I blogged about consent before. That I was becoming more and more convinced that consent was a bit of a myth when it comes to sex. John Zmirak has written on a broader notion of Consenting Adults:
But in fact, things are darker than that. We have another maxim, which crept into Western souls via “worldly philosophers” such as Machiavelli and Hobbes – the principle of the “consenting adult.” Any time someone uses this phrase, he is saying (under his breath) that none of us is the least bit responsible for each other. If folks make stupid choices, that’s not our problem. Even if we are the ones who tempted them to make such a choice – if we have exploited them personally, economically, or sexually – we are still scot-free: “She was a consenting adult;” “That schmuck should have known better,” we tell ourselves, and smirk.

Instead of an ethic that rests on reciprocity, on admitting the unique value of every person because he’s a fellow human, we treasure a heartless, pragmatic ethos that shrugs at suffering and confusion, a Darwinian willingness to pounce on our neighbor’s mistakes. So “consenting adults” work in sweatshops overseas making our iPads, or sweat before cameras enacting our porn, or wake up alone in the bed where we’ve left them when we were finished with our desires. No individual rights were violated, no crime was committed or contract broken – so the modern secular conscience has nothing meaningful to say.
This is so true. We look at the world as an individual. We want to avoid evil but we are mostly willing to use people to get what we want. If we can manipulate them into giving consent then anything goes. That is just not the way God calls us to approach relationships. Loving your neighbor does not just mean not using force to impose your will on them. It means willing their good. Just getting them say Yes allows you to take advantage of people.

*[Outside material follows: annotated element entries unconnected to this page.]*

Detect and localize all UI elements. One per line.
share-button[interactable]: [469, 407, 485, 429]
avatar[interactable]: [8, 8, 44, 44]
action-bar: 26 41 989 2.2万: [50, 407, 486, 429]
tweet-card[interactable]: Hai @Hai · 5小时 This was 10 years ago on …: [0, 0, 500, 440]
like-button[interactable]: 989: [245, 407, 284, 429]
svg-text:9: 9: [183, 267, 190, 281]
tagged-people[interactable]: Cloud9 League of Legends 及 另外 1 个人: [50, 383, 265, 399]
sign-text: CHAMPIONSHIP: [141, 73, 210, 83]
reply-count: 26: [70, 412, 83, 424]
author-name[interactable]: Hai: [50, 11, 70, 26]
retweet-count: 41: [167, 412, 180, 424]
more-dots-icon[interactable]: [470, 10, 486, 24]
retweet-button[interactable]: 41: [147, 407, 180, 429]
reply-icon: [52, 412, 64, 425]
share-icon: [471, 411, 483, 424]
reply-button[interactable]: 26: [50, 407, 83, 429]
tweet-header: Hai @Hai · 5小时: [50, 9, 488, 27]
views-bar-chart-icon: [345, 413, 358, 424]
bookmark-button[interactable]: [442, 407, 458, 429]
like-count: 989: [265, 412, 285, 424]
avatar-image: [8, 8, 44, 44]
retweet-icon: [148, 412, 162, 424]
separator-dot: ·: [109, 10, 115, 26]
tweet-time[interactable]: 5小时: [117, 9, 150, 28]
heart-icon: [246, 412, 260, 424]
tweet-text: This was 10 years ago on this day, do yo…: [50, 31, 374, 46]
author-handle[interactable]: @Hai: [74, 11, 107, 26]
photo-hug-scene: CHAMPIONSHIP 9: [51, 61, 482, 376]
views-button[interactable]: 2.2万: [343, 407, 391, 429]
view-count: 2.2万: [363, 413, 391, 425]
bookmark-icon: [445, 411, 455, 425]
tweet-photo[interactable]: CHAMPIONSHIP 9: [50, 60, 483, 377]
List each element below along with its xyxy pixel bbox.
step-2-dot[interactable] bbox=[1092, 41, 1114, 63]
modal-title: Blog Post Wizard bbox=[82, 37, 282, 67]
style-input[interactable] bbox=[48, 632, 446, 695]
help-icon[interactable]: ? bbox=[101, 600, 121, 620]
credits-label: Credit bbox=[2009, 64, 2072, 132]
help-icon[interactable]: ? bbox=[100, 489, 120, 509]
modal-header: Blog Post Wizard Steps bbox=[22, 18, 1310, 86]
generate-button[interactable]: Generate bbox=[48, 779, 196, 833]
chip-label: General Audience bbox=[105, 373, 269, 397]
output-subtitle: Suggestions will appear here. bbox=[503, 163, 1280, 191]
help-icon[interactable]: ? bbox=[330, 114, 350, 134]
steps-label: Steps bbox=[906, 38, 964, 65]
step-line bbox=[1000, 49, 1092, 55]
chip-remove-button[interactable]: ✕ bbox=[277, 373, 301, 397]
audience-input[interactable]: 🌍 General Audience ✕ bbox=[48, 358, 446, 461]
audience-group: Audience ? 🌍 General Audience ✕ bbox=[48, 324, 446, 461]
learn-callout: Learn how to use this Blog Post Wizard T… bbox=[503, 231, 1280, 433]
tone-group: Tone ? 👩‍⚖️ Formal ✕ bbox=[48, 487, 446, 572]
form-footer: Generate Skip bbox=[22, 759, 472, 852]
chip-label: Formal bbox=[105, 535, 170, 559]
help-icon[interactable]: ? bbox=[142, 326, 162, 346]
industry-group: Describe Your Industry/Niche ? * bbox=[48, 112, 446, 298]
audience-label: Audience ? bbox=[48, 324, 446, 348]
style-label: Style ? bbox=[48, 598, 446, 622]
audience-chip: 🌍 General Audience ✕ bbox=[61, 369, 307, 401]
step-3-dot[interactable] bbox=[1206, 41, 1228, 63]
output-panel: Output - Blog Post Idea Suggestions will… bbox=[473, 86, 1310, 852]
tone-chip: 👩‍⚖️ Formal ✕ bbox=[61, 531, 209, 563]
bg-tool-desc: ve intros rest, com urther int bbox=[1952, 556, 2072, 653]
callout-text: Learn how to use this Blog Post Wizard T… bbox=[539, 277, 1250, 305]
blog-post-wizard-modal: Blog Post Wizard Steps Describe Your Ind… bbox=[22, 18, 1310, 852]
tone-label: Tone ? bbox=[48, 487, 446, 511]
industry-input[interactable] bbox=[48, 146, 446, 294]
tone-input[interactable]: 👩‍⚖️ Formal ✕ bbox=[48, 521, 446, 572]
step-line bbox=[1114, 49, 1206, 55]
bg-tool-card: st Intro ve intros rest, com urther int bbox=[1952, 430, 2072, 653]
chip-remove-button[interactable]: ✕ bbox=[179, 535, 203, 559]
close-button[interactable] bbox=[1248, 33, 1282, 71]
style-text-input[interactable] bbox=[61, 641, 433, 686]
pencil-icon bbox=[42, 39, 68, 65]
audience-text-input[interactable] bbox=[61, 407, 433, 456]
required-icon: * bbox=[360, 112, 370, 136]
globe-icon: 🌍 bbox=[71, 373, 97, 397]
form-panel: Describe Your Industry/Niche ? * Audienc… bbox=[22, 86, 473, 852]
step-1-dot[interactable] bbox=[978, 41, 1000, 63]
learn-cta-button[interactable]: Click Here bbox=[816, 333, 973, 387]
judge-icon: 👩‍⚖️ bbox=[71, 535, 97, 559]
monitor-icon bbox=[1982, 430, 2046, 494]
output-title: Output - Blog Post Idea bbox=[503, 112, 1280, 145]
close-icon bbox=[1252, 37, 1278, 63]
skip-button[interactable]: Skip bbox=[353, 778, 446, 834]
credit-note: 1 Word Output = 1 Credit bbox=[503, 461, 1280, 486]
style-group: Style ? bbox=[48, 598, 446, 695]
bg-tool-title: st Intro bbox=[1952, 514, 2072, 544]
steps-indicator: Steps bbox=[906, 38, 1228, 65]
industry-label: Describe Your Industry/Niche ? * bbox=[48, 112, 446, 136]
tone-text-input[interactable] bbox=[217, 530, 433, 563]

It essentially puts a limit on the dignity of people. If they are needy then anything goes. If someone needs a job or needs a boyfriend then they can't say No even if the terms and conditions violate their dignity. Liberals object when unsafe working conditions are involved. Conservatives object when impure sexual relations are involved. Yet only the most extreme examples of this are labeled immoral. A lot of times there is a superficial recognition of the other person's dignity. It just does not go very deep. We take our cues from what others are doing. What are other companies doing? What are other couples doing? The trouble is the worst example becomes the standard and things degrade over time.

We need to grasp that if people use each other and don't love each other they both lose even if they both get what they want. When you reduce human relations to mere transactions and ignore the chance to move your brother or sister forward on the road to sanctity then we all lose. We gain in the world but lose in our soul.

I think the notion of consent when it comes to sex has more problems than this because of the nature of sex and the difficulty we have being honest with ourselves and our potential partner in matters of intimacy. Still right out of the box consent is just not good enough. It assumes people have the required knowledge and freedom to say No. Often they don't. When they don't we are morally obligated not to violate their dignity as persons.